Meet my boat: Her name is Harold

Harold?" my friend George said. "That's a terrible name for a boat."

"It's meant to be," I replied. "After all, it's fiberglass."

Needless to say, this exchange took place some time ago when fiberglass was relatively new and scorned by lovers of wood. We'd owned a 34-foot, wooden catboat for 26 years, and when we could no longer keep her up and had to sell her, I felt guilty and desperate. Guilty for letting the catboat slide into decrepitude and desperate to find a replacement. So when we found a 19-foot, fiberglass sloop for the ridiculously low price of $800, we snapped it up.

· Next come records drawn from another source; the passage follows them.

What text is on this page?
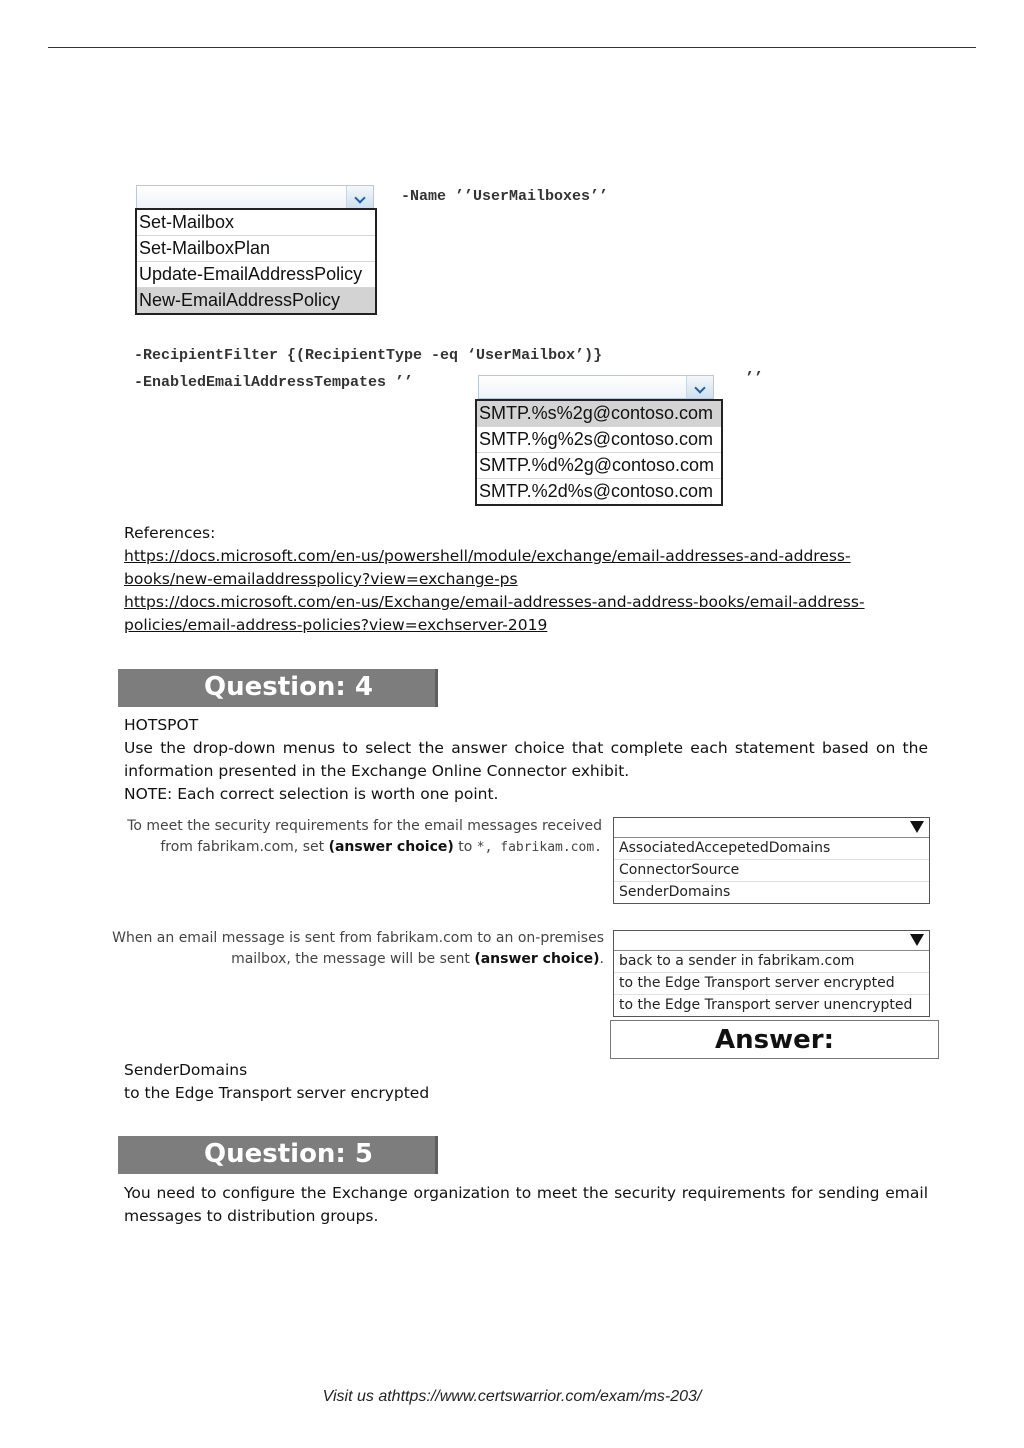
Set-Mailbox
Set-MailboxPlan
Update-EmailAddressPolicy
New-EmailAddressPolicy
-Name ’’UserMailboxes’’
-RecipientFilter {(RecipientType -eq ‘UserMailbox’)}
-EnabledEmailAddressTempates ’’	’’
SMTP.%s%2g@contoso.com
SMTP.%g%2s@contoso.com
SMTP.%d%2g@contoso.com
SMTP.%2d%s@contoso.com
References:
https://docs.microsoft.com/en-us/powershell/module/exchange/email-addresses-and-address-
books/new-emailaddresspolicy?view=exchange-ps
https://docs.microsoft.com/en-us/Exchange/email-addresses-and-address-books/email-address-
policies/email-address-policies?view=exchserver-2019
Question: 4
HOTSPOT
Use the drop-down menus to select the answer choice that complete each statement based on the information presented in the Exchange Online Connector exhibit.
NOTE: Each correct selection is worth one point.
To meet the security requirements for the email messages received
from fabrikam.com, set (answer choice) to *, fabrikam.com.	AssociatedAccepetedDomains
ConnectorSource
SenderDomains
When an email message is sent from fabrikam.com to an on-premises
mailbox, the message will be sent (answer choice).	back to a sender in fabrikam.com
to the Edge Transport server encrypted
to the Edge Transport server unencrypted
Answer:
SenderDomains
to the Edge Transport server encrypted
Question: 5
You need to configure the Exchange organization to meet the security requirements for sending email messages to distribution groups.
Visit us athttps://www.certswarrior.com/exam/ms-203/
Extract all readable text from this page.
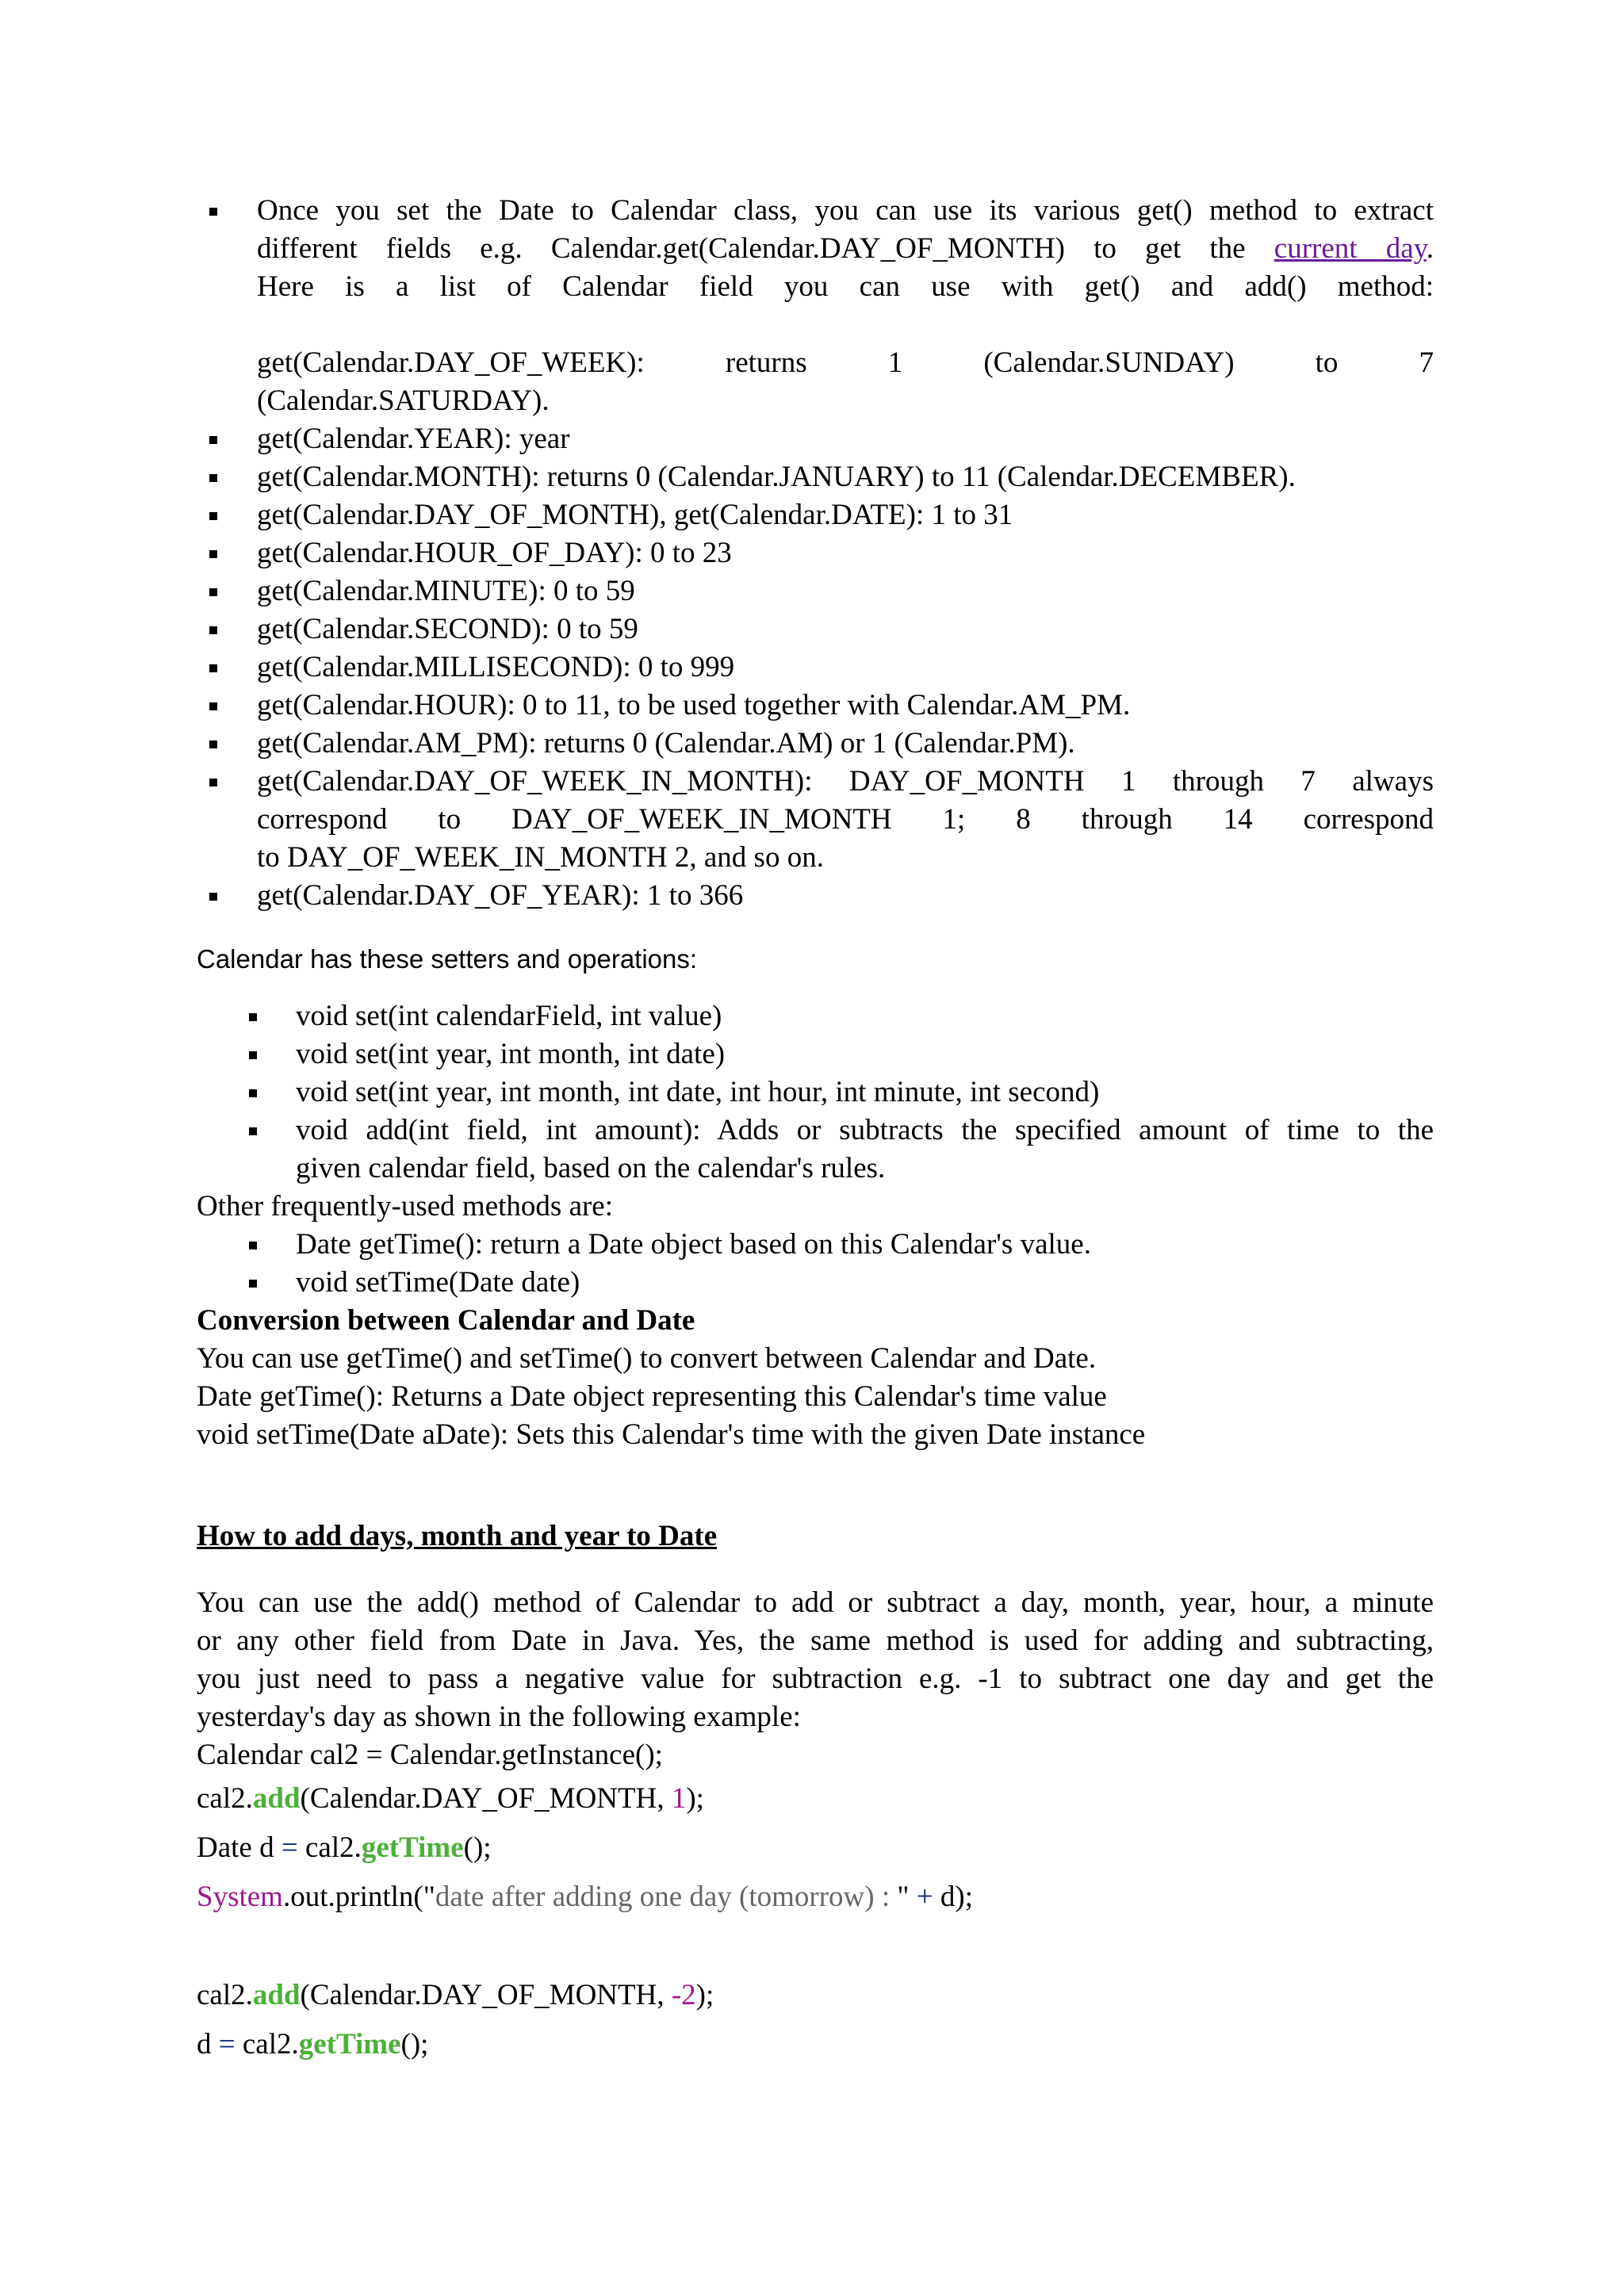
Once you set the Date to Calendar class, you can use its various get() method to extract
different fields e.g. Calendar.get(Calendar.DAY_OF_MONTH) to get the current day.
Here is a list of Calendar field you can use with get() and add() method:
get(Calendar.DAY_OF_WEEK): returns 1 (Calendar.SUNDAY) to 7
(Calendar.SATURDAY).
get(Calendar.YEAR): year
get(Calendar.MONTH): returns 0 (Calendar.JANUARY) to 11 (Calendar.DECEMBER).
get(Calendar.DAY_OF_MONTH), get(Calendar.DATE): 1 to 31
get(Calendar.HOUR_OF_DAY): 0 to 23
get(Calendar.MINUTE): 0 to 59
get(Calendar.SECOND): 0 to 59
get(Calendar.MILLISECOND): 0 to 999
get(Calendar.HOUR): 0 to 11, to be used together with Calendar.AM_PM.
get(Calendar.AM_PM): returns 0 (Calendar.AM) or 1 (Calendar.PM).
get(Calendar.DAY_OF_WEEK_IN_MONTH): DAY_OF_MONTH 1 through 7 always
correspond to DAY_OF_WEEK_IN_MONTH 1; 8 through 14 correspond
to DAY_OF_WEEK_IN_MONTH 2, and so on.
get(Calendar.DAY_OF_YEAR): 1 to 366
Calendar has these setters and operations:
void set(int calendarField, int value)
void set(int year, int month, int date)
void set(int year, int month, int date, int hour, int minute, int second)
void add(int field, int amount): Adds or subtracts the specified amount of time to the
given calendar field, based on the calendar's rules.
Other frequently-used methods are:
Date getTime(): return a Date object based on this Calendar's value.
void setTime(Date date)
Conversion between Calendar and Date
You can use getTime() and setTime() to convert between Calendar and Date.
Date getTime(): Returns a Date object representing this Calendar's time value
void setTime(Date aDate): Sets this Calendar's time with the given Date instance
How to add days, month and year to Date
You can use the add() method of Calendar to add or subtract a day, month, year, hour, a minute
or any other field from Date in Java. Yes, the same method is used for adding and subtracting,
you just need to pass a negative value for subtraction e.g. -1 to subtract one day and get the
yesterday's day as shown in the following example:
Calendar cal2 = Calendar.getInstance();
cal2.add(Calendar.DAY_OF_MONTH, 1);
Date d = cal2.getTime();
System.out.println("date after adding one day (tomorrow) : " + d);
cal2.add(Calendar.DAY_OF_MONTH, -2);
d = cal2.getTime();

I was ecstatic. No more boatyard bills, no more worries about leaking, or rotting, or mast-breaking. No time wasted in keeping up woodwork (there wasn't any) or scraping and painting. Just take the boat out and sail or cruise. (Our new boat had a tiny cabin, head, and two berths.) Use her. Abuse her, even. She already had an ugly patch on the stern deck where the boat had been crushed under a dock. What did it matter if the boat got banged up some more?

But could we really sail a fiberglass boat guilt-free? And then I saw my opportunity. The boat didn't have a name. We could give her a bad name, something that would show contempt for her plastic-ness. That would leave us free to enjoy sailing. We could name her Harold.

What's wrong with "Harold"? Everything. A boat's name is traditionally female - sailboats and work boats in particular. Or if male, it has dignity: the Nathaniel Bowditch! Male, female, or otherwise, boats are always referred to as "she." Harold is a ludicrous name for a boat of any kind; and we would make it still more so by always referring to her as "he."

The name was perfect for another reason. "Harold" was my term of ridicule for a simple-minded card game named "Harry" we'd been playing all summer. That would clinch it. No matter how much we might enjoy sailing on Harold, its name, and all that went with it, would protect us from any vestigial feelings of guilt.

All went well for a time. "Harold" raised eyebrows, but my explanation reduced people to smiles. And then one day an earnest-looking young man turned to me as we loaded Harold at the dock and said, "Of course - Byron." I looked at him uncomprehendingly. " 'Childe Harold's Pilgrimage,' " he said. "Very clever." Too clever by far, I told him. But the reference stuck. Childe Harold, Lord Byron's romantic hero. I must have tucked that away - an eddy in the mainstream of my thought.

We've owned Harold now for 21 years. And she (I can't seem to say "he") has served us well. Harold paid us back tenfold in charters and has taken us to every island and gunkhole in the area. The boat ran up on the beach once, having broken her mooring line in a storm. Harold was half full of sand, had a hole in her side the size of a medicine ball, and the outboard had been torn off the stern.

Six of us found Harold and managed to shovel her out and pull the boat onto a field with the help of rollers and a come-along. Except for the hole and a couple of cracked ribs, the boat was OK. Harold's indestructibility is a matter of legend.

"How's Harold?" says Don, who helps me haul my boats.

"Fine," I respond, as if we were talking about a mutual friend. We agree on a haul-out date, and as we chat about Harold's adventures that summer, Don smiles. He loves the fact that we do not treat Harold like a yacht.

"The old one's good enough for Harold," he says, after considering the question of a new main sheet. Harold is a work boat and must do her part. But Harold is also a member of the family, a beloved one at that. Perhaps our boat deserves a better name.

Rename Harold? I broach the subject to the family. Out of the question! That is like renaming one of the children. Anyway, what's in a name? As Shakespeare says, "A rose by any other name would smell as sweet."

"Harold," let's face it, has become a term of endearment.